海津ほろよい日記
湖畔の酒蔵 ほろよい社長の日常

2003年10月13日(月) きき酒の評価 関東vs関西 

東京の酒販店さんが主催される業務店対象のきき酒会に、今回はじめて参加いたしました。

今年の春に、仕入れ責任者の方が当蔵においでになり、いくつか気に入っていただいたお酒もあって、お取引がはじまりました。

今回は「燗酒のすすめ」というテーマで、全国から20の蔵元さんがお見えで、中にはすでに全国区のブランドとして確固たる評価を得ておられる蔵もおられ、ほろよいとしても気合のはいったきき酒会になりました。

12:30から3:00までの2時間半の間に300人を超える業務店のお取引先がお見えになり、無名ブランドの弊社のブースにもたくさんの方がおいでになりました。

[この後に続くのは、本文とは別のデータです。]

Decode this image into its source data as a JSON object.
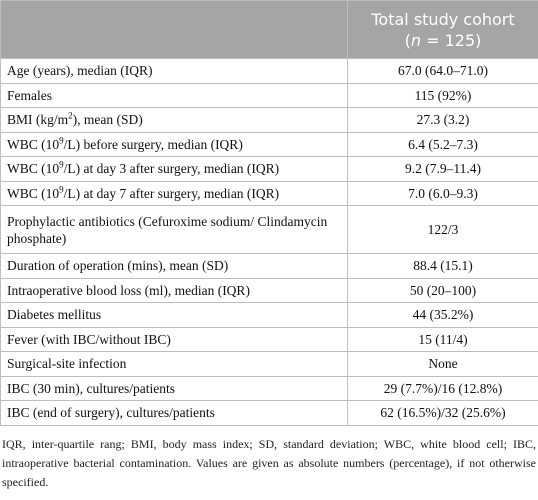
{
  "header": {
    "column_title": "Total study cohort",
    "column_subtitle": {
      "pre": "(",
      "italic": "n",
      "post": " = 125)"
    }
  },
  "table": {
    "rows": [
      [
        {
          "text": "Age (years), median (IQR)"
        },
        "67.0 (64.0–71.0)"
      ],
      [
        {
          "text": "Females"
        },
        "115 (92%)"
      ],
      [
        {
          "before": "BMI (kg/m",
          "sup": "2",
          "after": "), mean (SD)"
        },
        "27.3 (3.2)"
      ],
      [
        {
          "before": "WBC (10",
          "sup": "9",
          "after": "/L) before surgery, median (IQR)"
        },
        "6.4 (5.2–7.3)"
      ],
      [
        {
          "before": "WBC (10",
          "sup": "9",
          "after": "/L) at day 3 after surgery, median (IQR)"
        },
        "9.2 (7.9–11.4)"
      ],
      [
        {
          "before": "WBC (10",
          "sup": "9",
          "after": "/L) at day 7 after surgery, median (IQR)"
        },
        "7.0 (6.0–9.3)"
      ],
      [
        {
          "text": "Prophylactic antibiotics (Cefuroxime sodium/ Clindamycin phosphate)"
        },
        "122/3"
      ],
      [
        {
          "text": "Duration of operation (mins), mean (SD)"
        },
        "88.4 (15.1)"
      ],
      [
        {
          "text": "Intraoperative blood loss (ml), median (IQR)"
        },
        "50 (20–100)"
      ],
      [
        {
          "text": "Diabetes mellitus"
        },
        "44 (35.2%)"
      ],
      [
        {
          "text": "Fever (with IBC/without IBC)"
        },
        "15 (11/4)"
      ],
      [
        {
          "text": "Surgical-site infection"
        },
        "None"
      ],
      [
        {
          "text": "IBC (30 min), cultures/patients"
        },
        "29 (7.7%)/16 (12.8%)"
      ],
      [
        {
          "text": "IBC (end of surgery), cultures/patients"
        },
        "62 (16.5%)/32 (25.6%)"
      ]
    ]
  },
  "footnote": "IQR, inter-quartile rang; BMI, body mass index; SD, standard deviation; WBC, white blood cell; IBC, intraoperative bacterial contamination. Values are given as absolute numbers (percentage), if not otherwise specified."
}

今回は「お燗向け」ということで、コスト・アンド・パフォーマンスの高い金紋・本醸造、充分に熟成し辛口でキレのよい常温熟成吟醸原酒・忘憂2001年、甘口でコクのある地元マキノ吟吹雪・純米酒、長期常温熟成純米大吟醸・鬱金1993年の4種類を出品いたしました。

一番評価をいただいたのは「忘憂」で、人肌が少しさめた位の温度で酸の幅が非常にひろがる味わいと、気にならない程度のおちついた熟成香にも好意的な評価がもらえました。

この間のフルネットさんのきき酒会や、今回のきき酒会で感じた関東の方のお酒の評価の仕方は、関西の方とは少し感性がちがうような気がします。

たとえば東京ではブランドの有名無名にかかわらず、自分自身の舌できき酒をして評価し、良いと感じたものは無名のブランドであっても抵抗なく受け入れられる方が比較的多いように、ほろよいは思います。

この点、関西の方は他人の顔をみながらそのブランドの評価をされる傾向があるようで、近くのブースにいた蔵元さんも、他の酒店や業務店が仕入れて、はじめて自分も仕入れてみるといった習癖があるように感じておいでだそうです(若手の酒販店さんほどその習癖はなくなりつつあるともいっておいででしたので、お怒りなきよう)。

ブースにおいでになったお客様ときき酒の意見交換をしていても、なにやら東京のほうが少し居心地がよく感じるのは気のせいでしょうか。

夜には主催された酒販店さんと参加蔵元との懇親会があり、現在全国で活躍しておられる蔵元さんのお話をきくことが出来、今年の酒造に対するエネルギーを頂戴いたしました。

そのおり、東京では非常に人気があり業務店さんの信頼もあつい蔵元さんが、地元の小売店さんの商売意識の低さをこぼされた話がこれまた印象的でした。

配達に往復1時間かかるような小売店さんが、大吟醸バラで2本などという発注を平気でしてこられる。これはただ消費者さんの注文を右から左に取りついだだけで商売とはいえない、販売者であれば少なくともケース単位で仕入れて、在庫を持つリスクが必要ではないのかというお話でした。

似たような事は、ほろよいの蔵でもよくあることで、いずこも自己改革ができず、リスクを負わない酒販店さんがおいでなのだなあと、その蔵元さんと意気投合した次第です。